Não há forma prescrita em lei para tal negócio, que pode ser verbal (...). Conclui o autor afirmando ser:"(...) perfeitamente viável que o trabalhador sexual, não tendo recebido pelos serviços sexuais combinados com o cliente, possa se valer da Justiça para exigir o pagamento. Ademais [e aqui a relevância da conclusão para o exame do caso concreto], evita-se o exercício arbitrário das próprias razões (crime previsto no art. 345 do CP) e termina-se com a sacralização da Justiça para apreciar somente casos que se considerem moralmente aceitáveis."(NUCCI, Guilherme de Souza, op. Cit., p. 190)" (NUCCI, Guilherme de Souza. Prostituição, lenocínio e tráfico de pessoas. 2ª ed, Rio de Janeiro: Forense, 2015, p. 190).

De acordo com o Código Brasileiro de Ocupações de 2002, regulamentado pela Portaria do Ministério do Trabalho n. 397, de 9 de outubro de 2002, os (ou as) profissionais do sexo são expressamente mencionados no item 5198 como uma categoria de profissionais, o que, conquanto ainda dependa de regulamentação quanto a direitos que eventualmente essas pessoas possam exercer, evidencia o reconhecimento, pelo Estado brasileiro, de que a atividade relacionada ao comércio sexual do próprio corpo não é ilícita e que, portanto, é passível de proteção jurídica. Desse modo, não se pode negar proteção jurídica àquelas (e àqueles) que oferecem serviços de cunho sexual em troca de remuneração, desde que, evidentemente, essa troca de interesses não envolva incapazes, menores de 18 anos e pessoas de algum modo vulneráveis e desde que o ato sexual seja decorrente de livre disposição da vontade dos participantes e não implique violência (não consentida) ou grave ameaça.

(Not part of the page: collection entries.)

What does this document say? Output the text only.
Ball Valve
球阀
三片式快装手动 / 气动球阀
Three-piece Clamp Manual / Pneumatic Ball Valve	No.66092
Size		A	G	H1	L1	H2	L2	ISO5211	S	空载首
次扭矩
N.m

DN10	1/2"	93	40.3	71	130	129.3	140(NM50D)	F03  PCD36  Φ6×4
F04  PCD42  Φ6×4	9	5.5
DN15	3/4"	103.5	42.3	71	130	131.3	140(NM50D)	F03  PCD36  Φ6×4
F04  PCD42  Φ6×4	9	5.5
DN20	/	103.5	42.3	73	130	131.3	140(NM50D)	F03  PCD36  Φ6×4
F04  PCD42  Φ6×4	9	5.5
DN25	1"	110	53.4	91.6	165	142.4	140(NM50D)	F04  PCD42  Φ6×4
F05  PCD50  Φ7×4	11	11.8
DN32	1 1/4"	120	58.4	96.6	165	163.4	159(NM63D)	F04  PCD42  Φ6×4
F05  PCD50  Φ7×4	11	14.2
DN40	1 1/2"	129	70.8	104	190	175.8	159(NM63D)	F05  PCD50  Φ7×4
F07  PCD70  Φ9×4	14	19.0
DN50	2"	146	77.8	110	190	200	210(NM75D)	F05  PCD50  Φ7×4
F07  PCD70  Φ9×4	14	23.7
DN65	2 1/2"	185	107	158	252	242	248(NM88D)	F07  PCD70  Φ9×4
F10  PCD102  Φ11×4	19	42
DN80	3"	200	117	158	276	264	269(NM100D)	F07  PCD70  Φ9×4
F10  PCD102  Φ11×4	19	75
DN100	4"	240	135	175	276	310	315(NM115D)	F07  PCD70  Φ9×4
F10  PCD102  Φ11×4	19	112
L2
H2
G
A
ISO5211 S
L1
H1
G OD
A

Ante o exposto, como a pretensão que foi cobrada pela ré "com suas próprias mãos" poderia ter sido exigida mediante ação judicial e como o seu dolo não era o de roubar, mas sim o de cobrar o cliente pelo serviço que ela prestou regularmente, tem-se que a prostituta considerava estar exercendo pretensão legítima, de sorte que deverá responder pelo crime do art. 345 do CP (e não por roubo).